A última proposta do NIST se baseia em uma fina película de dissulfeto de molibdênio - um estável, material em camadas que conduz eletricidade e costuma ser usado como lubrificante. Entre outras vantagens, este material não adere ao DNA, o que pode ser um problema com o grafeno. A equipe do NIST sugere que o método pode até funcionar sem um nanoporo - um design mais simples - ao passar o DNA pela borda da membrana.
"Esta abordagem potencialmente resolve o problema com o DNA grudado no grafeno se inserido incorretamente, porque esta abordagem não usa grafeno, período, "O teórico do NIST e autor principal Alex Smolyanitsky disse." Outra grande diferença é que, em vez de confiar nas propriedades do grafeno ou de qualquer material particular usado, lemos os movimentos eletricamente de uma maneira mais fácil, formando um capacitor. Isso torna qualquer membrana condutora de eletricidade adequada para a aplicação. "
Boris Yakobson, especialista em nanomateriais, da Rice University, um co-autor no artigo, sugeriu a ideia do capacitor. O suporte computacional foi fornecido pela Universidade de Groningen, na Holanda.
O DNA tem quatro bases. Para as simulações, citosina (C), que naturalmente se emparelha com guanina (G), está ligado ao interior do poro. Quando um pedaço de DNA passa pelo poro, qualquer G na fita temporariamente se anexa ao C incorporado, puxando a nanofita e sinalizando o eletrodo. A sequência de DNA é determinada medindo como e quando blips elétricos variam ao longo do tempo.
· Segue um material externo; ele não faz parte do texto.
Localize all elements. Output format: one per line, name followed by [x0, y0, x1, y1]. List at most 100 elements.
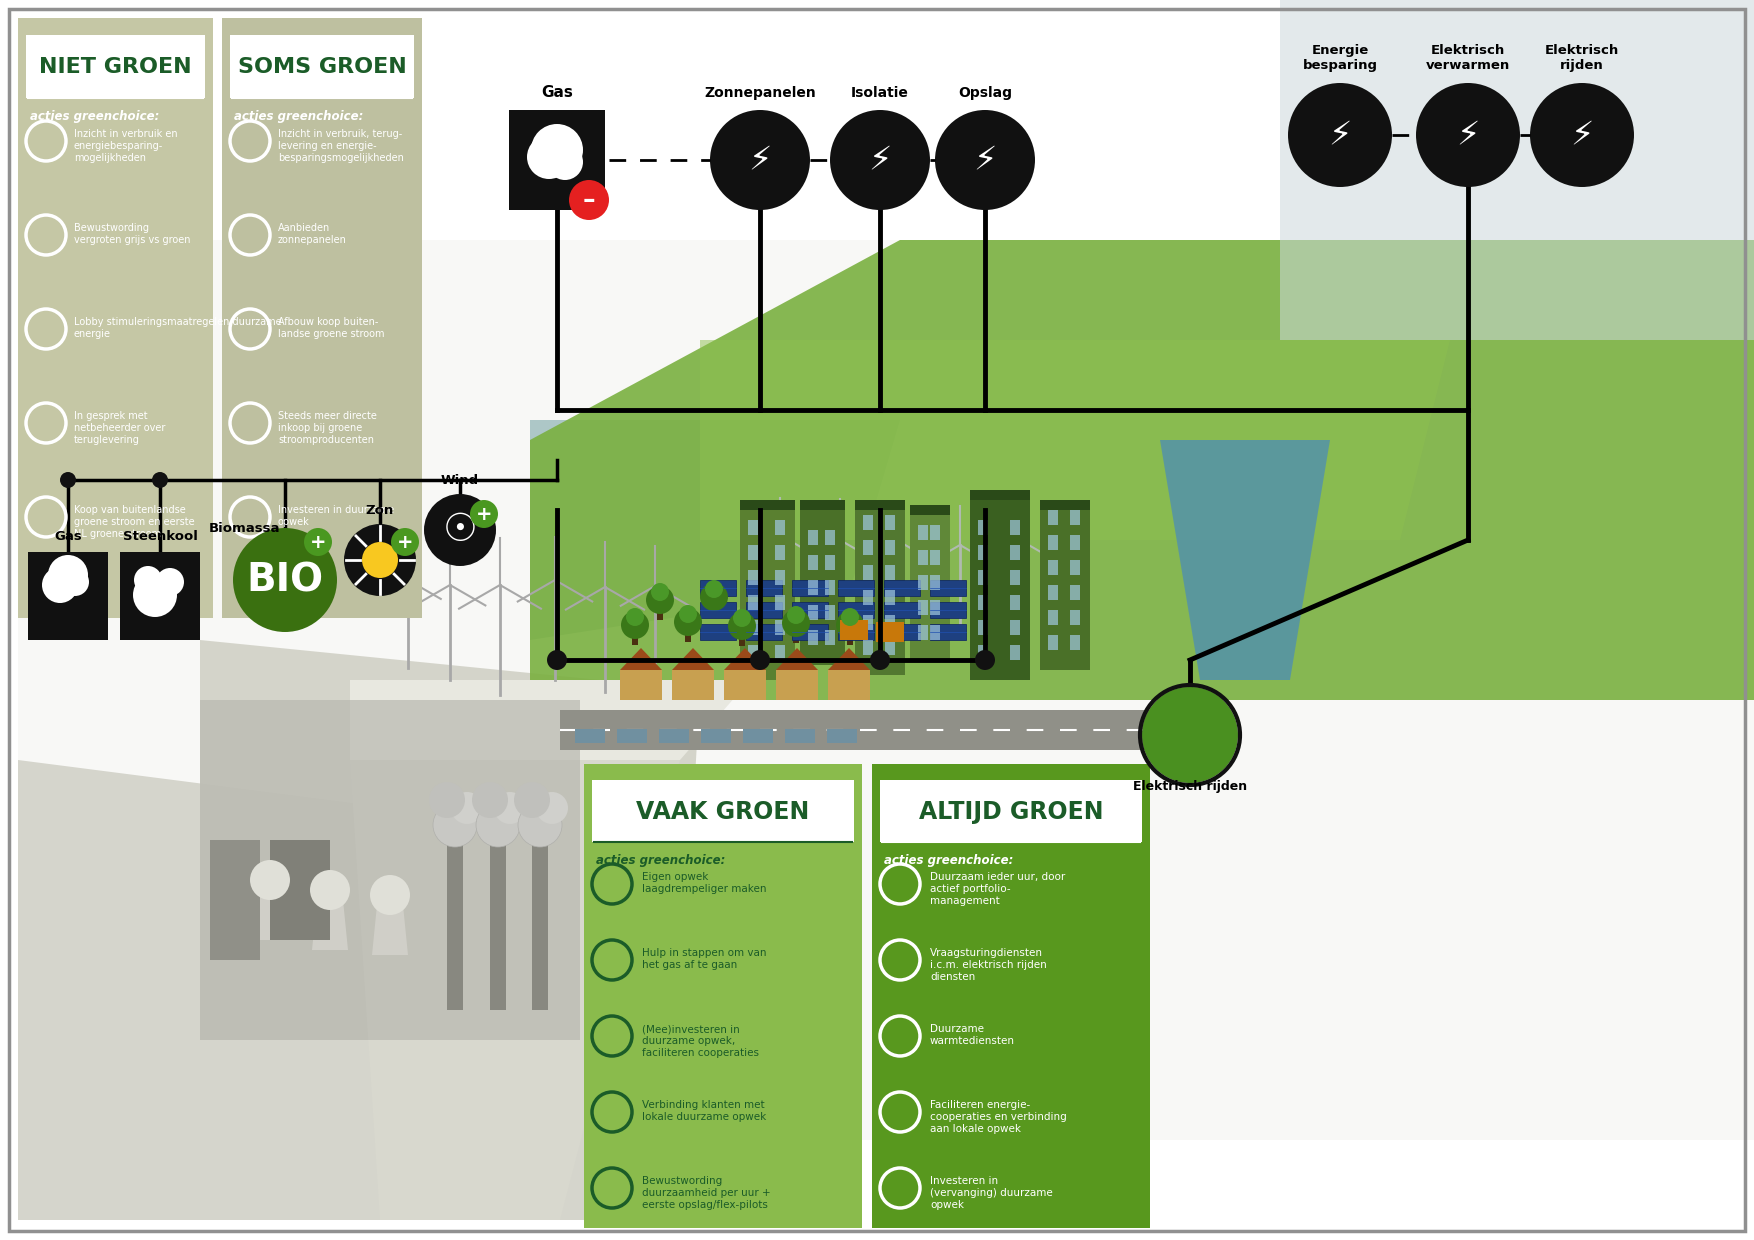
Bar — [979, 620, 988, 635]
Circle shape — [651, 583, 668, 601]
Text: Biomassa: Biomassa — [209, 522, 281, 534]
Bar — [872, 764, 1151, 1228]
Bar — [1010, 595, 1021, 610]
Bar — [1010, 620, 1021, 635]
Bar — [686, 622, 691, 642]
Bar — [724, 670, 766, 701]
Polygon shape — [724, 649, 766, 670]
Circle shape — [935, 110, 1035, 210]
Polygon shape — [372, 895, 409, 955]
Bar — [930, 551, 940, 565]
Text: Duurzame
warmtediensten: Duurzame warmtediensten — [930, 1024, 1016, 1047]
Circle shape — [495, 792, 526, 825]
Bar — [447, 830, 463, 1011]
Bar — [786, 729, 816, 743]
Text: ⚡: ⚡ — [1456, 119, 1480, 151]
Bar — [489, 830, 505, 1011]
Bar — [979, 520, 988, 534]
Circle shape — [621, 611, 649, 639]
Text: Koop van buitenlandse
groene stroom en eerste
NL groene stroom: Koop van buitenlandse groene stroom en e… — [74, 505, 195, 539]
Text: Eigen opwek
laagdrempeliger maken: Eigen opwek laagdrempeliger maken — [642, 872, 766, 894]
Bar — [18, 19, 212, 618]
Text: Aanbieden
zonnepanelen: Aanbieden zonnepanelen — [277, 223, 347, 246]
Bar — [775, 570, 786, 585]
Circle shape — [788, 606, 805, 624]
Text: +: + — [310, 532, 326, 552]
Bar — [775, 595, 786, 610]
Circle shape — [310, 870, 351, 910]
Bar — [28, 552, 109, 640]
Bar — [1010, 570, 1021, 585]
Polygon shape — [530, 420, 900, 640]
Circle shape — [782, 609, 810, 637]
Bar — [575, 729, 605, 743]
Bar — [838, 624, 873, 640]
Bar — [886, 640, 895, 655]
Bar — [930, 580, 966, 596]
Bar — [747, 645, 758, 660]
Text: Bewustwording
vergroten grijs vs groen: Bewustwording vergroten grijs vs groen — [74, 223, 191, 246]
Text: SOMS GROEN: SOMS GROEN — [237, 57, 407, 77]
Bar — [745, 624, 782, 640]
Text: BIO: BIO — [247, 560, 323, 599]
Text: Inzicht in verbruik en
energiebesparing-
mogelijkheden: Inzicht in verbruik en energiebesparing-… — [74, 129, 177, 162]
Polygon shape — [530, 241, 1754, 701]
Bar — [809, 630, 817, 645]
Text: Zon: Zon — [367, 503, 395, 517]
Bar — [930, 624, 966, 640]
Polygon shape — [560, 711, 1200, 750]
Bar — [863, 590, 873, 605]
Circle shape — [233, 528, 337, 632]
Bar — [270, 839, 330, 940]
Bar — [1070, 585, 1080, 600]
Bar — [809, 605, 817, 620]
Bar — [700, 580, 737, 596]
Bar — [775, 620, 786, 635]
Bar — [824, 529, 835, 546]
Bar — [884, 624, 921, 640]
Bar — [509, 110, 605, 210]
Polygon shape — [700, 340, 1451, 539]
Circle shape — [361, 542, 398, 578]
Circle shape — [47, 556, 88, 595]
Bar — [18, 241, 1754, 1140]
Text: Energie
besparing: Energie besparing — [1303, 43, 1377, 72]
Bar — [917, 600, 928, 615]
Bar — [631, 625, 638, 645]
Text: Zonnepanelen: Zonnepanelen — [703, 86, 816, 100]
Text: Bewustwording
duurzaamheid per uur +
eerste opslag/flex-pilots: Bewustwording duurzaamheid per uur + eer… — [642, 1176, 770, 1210]
Polygon shape — [312, 890, 347, 950]
Bar — [930, 600, 940, 615]
Polygon shape — [351, 680, 751, 760]
Bar — [619, 670, 661, 701]
Circle shape — [537, 792, 568, 825]
Bar — [886, 515, 895, 529]
Circle shape — [674, 608, 702, 636]
Bar — [979, 570, 988, 585]
Bar — [200, 701, 581, 1040]
Bar — [970, 500, 1030, 680]
Bar — [828, 670, 870, 701]
Bar — [744, 729, 774, 743]
Bar — [979, 595, 988, 610]
Bar — [230, 35, 414, 98]
Bar — [917, 525, 928, 539]
Text: (Mee)investeren in
duurzame opwek,
faciliteren cooperaties: (Mee)investeren in duurzame opwek, facil… — [642, 1024, 759, 1058]
Bar — [745, 580, 782, 596]
Polygon shape — [351, 760, 681, 1220]
Circle shape — [517, 804, 561, 847]
Circle shape — [700, 583, 728, 611]
Text: ⚡: ⚡ — [1328, 119, 1352, 151]
Circle shape — [153, 472, 168, 489]
Circle shape — [568, 180, 609, 219]
Text: Wind: Wind — [440, 474, 479, 487]
Bar — [930, 525, 940, 539]
Bar — [738, 626, 745, 646]
Circle shape — [156, 568, 184, 596]
Polygon shape — [619, 649, 661, 670]
Bar — [809, 556, 817, 570]
Bar — [917, 625, 928, 640]
Bar — [747, 595, 758, 610]
Bar — [793, 601, 828, 618]
Bar — [1047, 534, 1058, 551]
Para detectar todas as quatro bases, quatro nanofitas, cada um com uma base diferente ligada ao poro, pode ser empilhado verticalmente para criar um sensor de DNA integrado.
A fita de dissulfeto de molibdênio é flexível o suficiente para se deformar de forma mensurável em resposta às forças necessárias para quebrar um par de DNA, mas rígido o suficiente para ter menos continuidade, movimento sem sentido do que o grafeno, reduzindo potencialmente o ruído indesejado nos sinais de sequenciamento. A deflexão da fita é extremamente pequena, na ordem de um angstrom, o tamanho de um átomo de hidrogênio. Sua força de tração é da ordem de 50 piconewtons, ou trilionésimos de newton, o suficiente para quebrar as delicadas ligações químicas entre as bases do DNA.
Os pesquisadores estimaram como o dispositivo funcionaria em um circuito integrado e descobriram que as correntes de pico através do capacitor eram mensuráveis (50 a 70 picoamperes), mesmo para as pequenas nanofitas estudadas. Espera-se que os picos atuais sejam ainda maiores em sistemas físicos. O tamanho do dispositivo pode ser ajustado para tornar ainda mais fácil medir os sinais de sequenciamento.
Os autores do NIST esperam construir uma versão física do dispositivo no futuro. Para aplicações práticas, a tecnologia microfluídica de sequenciamento de DNA do tamanho de um chip pode ser combinada com a eletrônica em um único dispositivo pequeno o suficiente para ser portátil.